First came the work of an Israeli aviation genius who in the 1970s started to develop aircraft with glider-like properties. Incredibly long, thin wings that could hold the plane aloft at altitude for hours on end, more than 24 hours flight.

This endurance is a fundamental reason why today’s armed drones, such as the General Atomics Reaper drone, are so in vogue. The key is keeping the pilots on the ground: the drones are lighter than manned aircraft and they don’t have to land when they get tired, they just swap seats with a fresh crew.

Their ability to loiter proved invaluable in the 1990s, during the escalating conflict in the former Yugoslavia. There was a dearth of good intelligence about Serbian tank and troop movements. US supersonic jets were struggling to spot the Serbian forces in the thick Balkan forests but the drones could stay on station for 24 hours at a time, kept their unblinking eye on their targets.

Combining this loitering with the second crucial advance, the use of transmitters to send the footage straight back to battlefield commanders, is credited with convincing Nato generals they needed to start bombing the Serbs again, so hastening the signing Dayton peace accords.

The US has since taken those Balkan systems further. The signal to control them, and the returning video footage, are now transmitted through satellite networks, not radio waves. In 2000 the US took the final leap forward when the Air Force and CIA became the first to successfully fit drones with missiles, as part of a failed CIA attempt to kill Osama bin Laden.

These satellite controlled hunter-killer drones allow pilots to control their aircraft from half a world away and it allows generals, spies and politicians to watch the war they are waging on the other side of the world, live on TV from anywhere in the world.

America’s drones started life as spy planes and were augmented to become assassination weapons. And they have been used in at least seven countries to fulfill exactly those roles, throughout Washington’s 15 year, ongoing war on terror. They have been hoovering up information, feeding the military’s insatiable demand for battlefield intelligence, and finding and killing terrorists and insurgents.

The US drone war massively expanded under President Barack Obama. Responding to evolving militant threats and the greater availability of remote piloting technology, Obama ordered ten times more counter-terror strikes than his predecessor George W Bush over the course of his term.

It is not just that Obama has put more of a certain type of aircraft in the skies. The low-footprint nature of drone strikes – which can be carried out without having personnel in the country being hit – made it politically easier for the US to mount operations in countries with which it was not technically at war. Hundreds of strikes have been carried out in Yemen, Pakistan and Somalia, carried out by the highly secretive Central Intelligence Agency and Joint Special Operations Command at the Pentagon.

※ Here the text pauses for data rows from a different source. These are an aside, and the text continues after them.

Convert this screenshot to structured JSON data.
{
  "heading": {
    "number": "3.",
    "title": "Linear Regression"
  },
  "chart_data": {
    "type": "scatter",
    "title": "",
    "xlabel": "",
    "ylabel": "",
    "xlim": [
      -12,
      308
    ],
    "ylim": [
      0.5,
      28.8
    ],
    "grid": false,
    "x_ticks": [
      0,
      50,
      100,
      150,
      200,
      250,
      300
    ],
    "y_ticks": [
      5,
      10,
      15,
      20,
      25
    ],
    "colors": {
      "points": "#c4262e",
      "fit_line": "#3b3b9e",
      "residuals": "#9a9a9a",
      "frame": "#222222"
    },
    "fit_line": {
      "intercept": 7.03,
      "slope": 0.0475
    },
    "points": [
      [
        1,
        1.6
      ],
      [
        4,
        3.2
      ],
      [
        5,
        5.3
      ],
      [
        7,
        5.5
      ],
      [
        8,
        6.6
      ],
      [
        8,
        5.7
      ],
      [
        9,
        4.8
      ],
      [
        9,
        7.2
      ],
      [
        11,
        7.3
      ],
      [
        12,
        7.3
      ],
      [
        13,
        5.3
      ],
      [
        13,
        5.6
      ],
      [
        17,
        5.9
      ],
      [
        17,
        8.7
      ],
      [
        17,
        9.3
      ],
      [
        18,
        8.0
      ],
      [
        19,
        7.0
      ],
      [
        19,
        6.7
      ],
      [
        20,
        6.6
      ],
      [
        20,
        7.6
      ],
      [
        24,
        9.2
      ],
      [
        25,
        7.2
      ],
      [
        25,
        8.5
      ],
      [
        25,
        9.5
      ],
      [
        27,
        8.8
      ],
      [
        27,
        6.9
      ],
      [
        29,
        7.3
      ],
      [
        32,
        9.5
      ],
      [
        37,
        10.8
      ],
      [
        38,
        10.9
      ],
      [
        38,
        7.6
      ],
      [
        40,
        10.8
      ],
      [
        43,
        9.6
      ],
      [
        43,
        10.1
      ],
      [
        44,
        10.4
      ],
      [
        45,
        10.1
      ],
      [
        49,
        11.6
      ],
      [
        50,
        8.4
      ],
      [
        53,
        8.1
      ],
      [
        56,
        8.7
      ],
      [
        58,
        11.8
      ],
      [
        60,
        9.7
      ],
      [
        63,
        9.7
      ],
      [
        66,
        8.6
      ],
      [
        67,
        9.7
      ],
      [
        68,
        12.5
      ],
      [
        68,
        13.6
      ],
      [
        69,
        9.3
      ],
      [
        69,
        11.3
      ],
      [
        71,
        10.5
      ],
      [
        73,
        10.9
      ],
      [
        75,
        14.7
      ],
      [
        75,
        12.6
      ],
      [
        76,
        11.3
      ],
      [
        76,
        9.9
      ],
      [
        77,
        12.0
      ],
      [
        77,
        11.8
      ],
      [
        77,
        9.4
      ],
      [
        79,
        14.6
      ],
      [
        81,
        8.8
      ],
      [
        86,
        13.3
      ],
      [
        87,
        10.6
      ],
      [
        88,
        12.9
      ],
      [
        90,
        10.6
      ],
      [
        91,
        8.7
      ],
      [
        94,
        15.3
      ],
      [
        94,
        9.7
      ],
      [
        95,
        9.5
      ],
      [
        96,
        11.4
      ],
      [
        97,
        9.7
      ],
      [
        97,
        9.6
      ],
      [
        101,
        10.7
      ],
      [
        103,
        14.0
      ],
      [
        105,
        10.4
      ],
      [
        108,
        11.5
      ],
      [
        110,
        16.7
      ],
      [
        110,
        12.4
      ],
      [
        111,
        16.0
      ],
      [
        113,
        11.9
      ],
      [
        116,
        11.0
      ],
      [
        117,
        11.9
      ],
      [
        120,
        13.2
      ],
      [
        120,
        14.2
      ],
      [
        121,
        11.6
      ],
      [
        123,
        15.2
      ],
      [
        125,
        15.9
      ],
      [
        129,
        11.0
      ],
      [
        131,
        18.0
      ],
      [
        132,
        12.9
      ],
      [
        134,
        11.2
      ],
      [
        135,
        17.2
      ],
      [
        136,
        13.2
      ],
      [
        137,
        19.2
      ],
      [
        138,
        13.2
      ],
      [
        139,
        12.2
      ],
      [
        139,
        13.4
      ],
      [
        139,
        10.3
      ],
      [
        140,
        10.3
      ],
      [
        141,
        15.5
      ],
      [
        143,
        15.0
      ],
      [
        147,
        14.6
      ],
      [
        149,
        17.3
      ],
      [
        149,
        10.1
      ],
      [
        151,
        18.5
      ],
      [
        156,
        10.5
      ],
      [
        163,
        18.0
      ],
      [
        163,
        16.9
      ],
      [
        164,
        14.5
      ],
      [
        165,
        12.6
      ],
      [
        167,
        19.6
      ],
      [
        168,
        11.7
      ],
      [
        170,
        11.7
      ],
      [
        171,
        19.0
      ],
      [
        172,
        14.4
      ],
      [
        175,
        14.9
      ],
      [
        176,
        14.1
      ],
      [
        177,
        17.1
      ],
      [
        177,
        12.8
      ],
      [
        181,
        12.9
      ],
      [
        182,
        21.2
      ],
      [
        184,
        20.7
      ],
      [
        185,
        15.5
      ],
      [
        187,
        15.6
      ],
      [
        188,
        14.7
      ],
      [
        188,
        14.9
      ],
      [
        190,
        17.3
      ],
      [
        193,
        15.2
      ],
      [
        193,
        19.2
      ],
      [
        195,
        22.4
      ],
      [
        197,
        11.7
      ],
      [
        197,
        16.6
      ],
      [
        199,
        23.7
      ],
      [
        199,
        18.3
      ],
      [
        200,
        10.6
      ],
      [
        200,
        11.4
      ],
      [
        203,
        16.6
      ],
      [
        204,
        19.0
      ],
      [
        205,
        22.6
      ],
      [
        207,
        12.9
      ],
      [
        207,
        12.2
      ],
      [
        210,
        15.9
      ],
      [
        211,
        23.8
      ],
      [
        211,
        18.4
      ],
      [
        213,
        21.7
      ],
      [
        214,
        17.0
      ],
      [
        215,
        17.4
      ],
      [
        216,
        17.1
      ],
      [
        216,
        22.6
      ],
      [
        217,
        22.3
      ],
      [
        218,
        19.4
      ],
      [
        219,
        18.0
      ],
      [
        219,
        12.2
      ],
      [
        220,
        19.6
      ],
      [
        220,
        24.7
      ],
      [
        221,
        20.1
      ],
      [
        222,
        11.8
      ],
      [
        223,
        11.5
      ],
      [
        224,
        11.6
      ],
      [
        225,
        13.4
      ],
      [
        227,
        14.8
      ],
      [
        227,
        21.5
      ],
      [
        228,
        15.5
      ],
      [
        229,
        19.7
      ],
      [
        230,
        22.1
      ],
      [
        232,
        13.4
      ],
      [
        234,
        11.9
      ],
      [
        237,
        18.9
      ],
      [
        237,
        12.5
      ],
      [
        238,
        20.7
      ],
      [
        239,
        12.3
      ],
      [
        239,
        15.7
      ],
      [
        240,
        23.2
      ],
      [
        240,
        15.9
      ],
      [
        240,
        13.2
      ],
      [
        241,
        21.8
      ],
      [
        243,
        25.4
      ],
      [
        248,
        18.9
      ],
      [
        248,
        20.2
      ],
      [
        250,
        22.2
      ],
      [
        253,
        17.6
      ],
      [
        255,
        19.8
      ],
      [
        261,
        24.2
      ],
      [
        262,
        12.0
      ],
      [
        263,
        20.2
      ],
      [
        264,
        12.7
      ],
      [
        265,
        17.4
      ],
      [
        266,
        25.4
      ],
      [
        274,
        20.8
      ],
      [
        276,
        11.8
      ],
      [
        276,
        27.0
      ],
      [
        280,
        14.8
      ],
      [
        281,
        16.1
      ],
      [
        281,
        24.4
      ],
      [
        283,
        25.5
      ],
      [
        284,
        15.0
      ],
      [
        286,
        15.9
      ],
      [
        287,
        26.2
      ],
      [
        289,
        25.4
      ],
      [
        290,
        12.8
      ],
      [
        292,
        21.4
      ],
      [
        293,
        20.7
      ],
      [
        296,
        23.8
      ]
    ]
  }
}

Advocates say the drone programme has saved American lives and reduced the need for messy ground operations like the 2003 invasion of Iraq. But it has also killed hundreds, if not thousands of civilians, according to data collected by the Bureau and the NGO Airwars - a reality which experts have warned could have a radicalising effect on the very societies US drones are trying to eliminate extremists from. Human rights organisations have lambasted the targeted killing programme for its “clear violations of international humanitarian law.”